Topic 3: Pivoting data. Sometimes we need to change data frames from “long” to “wide” formats. The R package tidyr provides the tools pivot_longer and pivot_wider for doing this.

Day 3

Topic 4: Merging and joining data frames. There are multiple ways to combine data frames, with the simplest being “bind” operations, which are effectively horizontal or vertical concatenations. Much more powerful are the SQL like “join” operations. Here, we will consider the inner_join, left_join, right_join, full_join operations. In this section, we will also consider how to use purrr to read in and automatically merge large sets of files.
Topic 5: What is data visualization.

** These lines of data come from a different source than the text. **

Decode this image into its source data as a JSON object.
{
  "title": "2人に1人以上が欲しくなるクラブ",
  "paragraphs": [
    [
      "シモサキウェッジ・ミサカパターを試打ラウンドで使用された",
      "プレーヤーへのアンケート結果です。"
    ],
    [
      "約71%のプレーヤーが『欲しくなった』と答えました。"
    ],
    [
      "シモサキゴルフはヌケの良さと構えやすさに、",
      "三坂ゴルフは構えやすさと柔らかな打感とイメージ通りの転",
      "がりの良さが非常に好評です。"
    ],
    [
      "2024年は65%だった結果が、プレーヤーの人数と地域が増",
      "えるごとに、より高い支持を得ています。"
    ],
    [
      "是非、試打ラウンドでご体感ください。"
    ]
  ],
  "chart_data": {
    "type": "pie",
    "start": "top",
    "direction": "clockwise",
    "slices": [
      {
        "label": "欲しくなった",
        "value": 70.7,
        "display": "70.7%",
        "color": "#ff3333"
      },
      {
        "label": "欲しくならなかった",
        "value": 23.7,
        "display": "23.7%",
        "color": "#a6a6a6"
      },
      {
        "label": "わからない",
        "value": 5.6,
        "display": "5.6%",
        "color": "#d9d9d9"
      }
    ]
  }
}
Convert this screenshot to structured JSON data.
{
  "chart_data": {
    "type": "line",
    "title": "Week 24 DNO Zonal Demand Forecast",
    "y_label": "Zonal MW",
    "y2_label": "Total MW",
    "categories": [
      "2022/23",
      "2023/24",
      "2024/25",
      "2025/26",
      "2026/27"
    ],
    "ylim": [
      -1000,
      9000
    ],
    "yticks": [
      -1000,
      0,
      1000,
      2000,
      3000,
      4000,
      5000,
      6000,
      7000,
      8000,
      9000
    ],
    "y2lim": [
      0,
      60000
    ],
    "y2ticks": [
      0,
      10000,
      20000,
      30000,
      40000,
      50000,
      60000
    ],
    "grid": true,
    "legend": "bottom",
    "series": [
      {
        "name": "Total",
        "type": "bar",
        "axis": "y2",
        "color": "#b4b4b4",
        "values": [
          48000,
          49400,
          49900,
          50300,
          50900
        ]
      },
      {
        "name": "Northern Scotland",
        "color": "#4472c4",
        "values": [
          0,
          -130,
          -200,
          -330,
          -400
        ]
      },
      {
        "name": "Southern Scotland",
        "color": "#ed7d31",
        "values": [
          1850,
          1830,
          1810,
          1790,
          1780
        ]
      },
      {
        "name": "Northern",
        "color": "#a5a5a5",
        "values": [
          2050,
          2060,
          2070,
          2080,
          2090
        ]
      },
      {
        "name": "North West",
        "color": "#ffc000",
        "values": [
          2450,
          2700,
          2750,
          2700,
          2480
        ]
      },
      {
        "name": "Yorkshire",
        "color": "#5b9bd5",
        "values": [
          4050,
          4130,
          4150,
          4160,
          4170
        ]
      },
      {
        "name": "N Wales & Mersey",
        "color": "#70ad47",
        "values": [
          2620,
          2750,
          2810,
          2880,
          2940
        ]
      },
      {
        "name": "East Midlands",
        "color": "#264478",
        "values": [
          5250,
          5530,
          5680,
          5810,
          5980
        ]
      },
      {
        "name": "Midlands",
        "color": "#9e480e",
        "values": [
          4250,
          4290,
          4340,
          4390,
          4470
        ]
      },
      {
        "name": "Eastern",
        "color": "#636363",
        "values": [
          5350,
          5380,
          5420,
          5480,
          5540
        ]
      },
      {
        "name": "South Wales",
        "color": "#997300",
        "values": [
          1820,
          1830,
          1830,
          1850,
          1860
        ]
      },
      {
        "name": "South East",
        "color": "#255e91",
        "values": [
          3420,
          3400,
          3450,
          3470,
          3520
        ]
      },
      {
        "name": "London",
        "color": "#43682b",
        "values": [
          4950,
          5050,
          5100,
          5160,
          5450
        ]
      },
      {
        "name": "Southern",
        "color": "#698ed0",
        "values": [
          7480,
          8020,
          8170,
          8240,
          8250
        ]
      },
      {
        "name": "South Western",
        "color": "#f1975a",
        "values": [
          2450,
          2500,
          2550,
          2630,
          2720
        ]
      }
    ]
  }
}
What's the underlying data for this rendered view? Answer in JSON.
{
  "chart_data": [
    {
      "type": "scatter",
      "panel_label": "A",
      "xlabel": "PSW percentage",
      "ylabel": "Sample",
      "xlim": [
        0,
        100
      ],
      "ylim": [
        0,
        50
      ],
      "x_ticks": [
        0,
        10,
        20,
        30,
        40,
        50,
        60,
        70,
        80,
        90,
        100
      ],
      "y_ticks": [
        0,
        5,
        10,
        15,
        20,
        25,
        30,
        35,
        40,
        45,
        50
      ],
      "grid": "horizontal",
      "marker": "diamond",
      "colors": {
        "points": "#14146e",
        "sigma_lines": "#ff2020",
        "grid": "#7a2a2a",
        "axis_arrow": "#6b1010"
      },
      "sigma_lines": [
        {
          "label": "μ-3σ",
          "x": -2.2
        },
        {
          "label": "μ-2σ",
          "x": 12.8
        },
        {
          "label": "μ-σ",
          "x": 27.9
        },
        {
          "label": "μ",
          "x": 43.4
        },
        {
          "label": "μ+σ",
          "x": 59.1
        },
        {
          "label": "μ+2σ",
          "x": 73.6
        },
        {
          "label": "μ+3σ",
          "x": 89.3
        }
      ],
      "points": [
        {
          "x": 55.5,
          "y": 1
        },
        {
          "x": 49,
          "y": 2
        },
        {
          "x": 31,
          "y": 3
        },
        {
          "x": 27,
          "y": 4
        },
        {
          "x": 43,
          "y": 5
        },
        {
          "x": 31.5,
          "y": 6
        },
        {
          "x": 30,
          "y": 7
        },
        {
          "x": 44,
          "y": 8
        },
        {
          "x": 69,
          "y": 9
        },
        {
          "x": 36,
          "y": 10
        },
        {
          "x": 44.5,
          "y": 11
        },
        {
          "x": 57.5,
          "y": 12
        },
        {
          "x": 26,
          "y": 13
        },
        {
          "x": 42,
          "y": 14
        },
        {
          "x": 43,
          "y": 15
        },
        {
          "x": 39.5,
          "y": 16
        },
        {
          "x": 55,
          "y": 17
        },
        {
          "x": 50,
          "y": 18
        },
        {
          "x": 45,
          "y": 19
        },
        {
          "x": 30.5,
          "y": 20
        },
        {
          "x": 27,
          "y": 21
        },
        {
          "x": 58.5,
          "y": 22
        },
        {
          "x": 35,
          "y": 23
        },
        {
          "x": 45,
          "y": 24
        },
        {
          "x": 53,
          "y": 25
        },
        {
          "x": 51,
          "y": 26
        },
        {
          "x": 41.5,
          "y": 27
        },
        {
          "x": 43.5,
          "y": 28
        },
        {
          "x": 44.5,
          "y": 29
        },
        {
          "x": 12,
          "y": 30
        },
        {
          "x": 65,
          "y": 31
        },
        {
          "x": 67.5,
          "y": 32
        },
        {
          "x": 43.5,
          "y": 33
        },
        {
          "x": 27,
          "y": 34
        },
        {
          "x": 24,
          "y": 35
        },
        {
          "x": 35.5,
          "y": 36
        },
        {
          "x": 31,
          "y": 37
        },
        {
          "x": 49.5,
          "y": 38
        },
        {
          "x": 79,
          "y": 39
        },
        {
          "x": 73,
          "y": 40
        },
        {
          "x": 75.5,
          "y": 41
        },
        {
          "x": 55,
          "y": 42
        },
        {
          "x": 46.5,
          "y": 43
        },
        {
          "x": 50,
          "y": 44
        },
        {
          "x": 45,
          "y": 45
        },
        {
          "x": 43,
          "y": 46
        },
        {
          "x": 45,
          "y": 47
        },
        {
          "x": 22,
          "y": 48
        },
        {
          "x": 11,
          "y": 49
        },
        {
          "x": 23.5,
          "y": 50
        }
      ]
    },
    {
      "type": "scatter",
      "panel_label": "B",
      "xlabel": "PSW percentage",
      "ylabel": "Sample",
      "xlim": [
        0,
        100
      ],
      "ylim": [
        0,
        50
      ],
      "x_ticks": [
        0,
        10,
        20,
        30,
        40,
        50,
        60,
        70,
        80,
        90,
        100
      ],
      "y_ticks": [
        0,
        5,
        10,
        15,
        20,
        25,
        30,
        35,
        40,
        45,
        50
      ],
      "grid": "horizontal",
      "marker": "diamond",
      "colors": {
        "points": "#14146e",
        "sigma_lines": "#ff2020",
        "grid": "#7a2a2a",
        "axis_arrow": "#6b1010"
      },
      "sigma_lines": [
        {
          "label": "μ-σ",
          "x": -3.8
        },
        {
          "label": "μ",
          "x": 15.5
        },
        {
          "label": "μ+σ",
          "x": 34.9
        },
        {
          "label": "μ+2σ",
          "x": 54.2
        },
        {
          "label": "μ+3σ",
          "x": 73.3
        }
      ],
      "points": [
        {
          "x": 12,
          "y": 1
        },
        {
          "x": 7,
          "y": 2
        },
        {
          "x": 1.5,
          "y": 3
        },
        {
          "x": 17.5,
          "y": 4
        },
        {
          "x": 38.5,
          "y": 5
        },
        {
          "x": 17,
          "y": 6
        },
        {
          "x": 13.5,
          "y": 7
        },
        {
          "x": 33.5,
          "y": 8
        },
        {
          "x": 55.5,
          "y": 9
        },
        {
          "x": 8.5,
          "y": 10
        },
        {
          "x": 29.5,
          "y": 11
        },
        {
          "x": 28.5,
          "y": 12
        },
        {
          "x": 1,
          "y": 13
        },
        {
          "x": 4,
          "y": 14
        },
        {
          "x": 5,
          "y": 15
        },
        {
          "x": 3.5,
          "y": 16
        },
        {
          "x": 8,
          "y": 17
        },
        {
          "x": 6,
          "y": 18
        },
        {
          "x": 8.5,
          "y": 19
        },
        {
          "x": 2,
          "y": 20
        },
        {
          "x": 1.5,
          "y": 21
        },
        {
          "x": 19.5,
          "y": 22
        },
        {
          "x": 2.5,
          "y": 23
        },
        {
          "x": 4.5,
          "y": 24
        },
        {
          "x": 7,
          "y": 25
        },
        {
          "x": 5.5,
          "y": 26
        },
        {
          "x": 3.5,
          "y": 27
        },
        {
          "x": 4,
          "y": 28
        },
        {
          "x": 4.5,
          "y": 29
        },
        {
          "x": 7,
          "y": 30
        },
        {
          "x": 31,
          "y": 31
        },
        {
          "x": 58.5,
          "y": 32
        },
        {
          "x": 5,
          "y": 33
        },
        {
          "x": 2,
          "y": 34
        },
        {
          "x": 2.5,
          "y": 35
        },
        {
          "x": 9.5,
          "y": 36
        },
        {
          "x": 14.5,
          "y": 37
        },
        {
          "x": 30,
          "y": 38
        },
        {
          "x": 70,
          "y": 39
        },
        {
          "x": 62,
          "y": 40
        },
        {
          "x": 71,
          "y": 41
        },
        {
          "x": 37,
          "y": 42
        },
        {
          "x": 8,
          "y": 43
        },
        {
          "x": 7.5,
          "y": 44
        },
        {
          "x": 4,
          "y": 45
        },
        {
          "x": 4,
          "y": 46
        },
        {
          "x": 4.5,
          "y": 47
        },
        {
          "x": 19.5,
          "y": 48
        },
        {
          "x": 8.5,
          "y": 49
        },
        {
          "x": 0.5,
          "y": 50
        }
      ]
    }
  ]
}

Data visualization is a means to explore and understand our data and should be a major part of any data analysis. Here, we briefly discuss why data visualization is so important and what the major principles behind it are.
Topic 6: Introducing ggplot. Though there are many options for visualization in R, ggplot is simply the best. Here, we briefly introduce the major principles behind how ggplot works, namely how it is a layered grammar of graphics.
Topic 7: Visualizing univariate data. Here, we cover a set of major tools for visualizing distributions over single variables: histograms, density plots, barplots, Tukey boxplots. In each case, we will explore how to plot multiple groups of data simultaneously using different colours and also using facet plots.

Day 4

Topic 8: Scatterplots. Scatterplots and their variants are used to visualize bivariate data. Here, in addition to covering how to visualize multiple groups using colours and facets, we will also cover how to provide marginal plots on the scatterplots, labels to points, and how to obtain linear and nonlinear smoothing of the plots.
Topic 9: More plot types. Having already covered the most widely used general purpose plots on Day 1, we now turn to cover a range of other major plot types: frequency polygons, area plots, line plots, uncertainty plots, violin plots, and geospatial mapping. Each of these are important and widely used types of plots, and knowing them will expand your repertoire.

Day 5

Topic 10: Fine control of plots. Thus far, we will have mostly used the default for the plot styles and layouts. Here, we will introduce how to modify things like the limits and scales on the axes, the positions and nature of the axis ticks, the colour palettes that are used, and the different types of ggplot themes that are available.
Topic 11: Plots for publications and presentations: Thus far, we have primarily focused on data visualization as a means of interactively exploring data. Often, however, we also want to present our plots in, for example, published articles or in slide presentations. It is simple to save a plot in different file formats, and then insert them into a document. However, a much more efficient way of doing this is to use RMarkdown to run the R code and automatically insert the resulting figure into a, for example, Word document, pdf document, html page, etc. In addition, here we will also cover how to make labelled grids of subplots like those found in many scientific articles.

GitHub resources

Further resources for this training course can be found on Github at mark-andrews/dwdv01.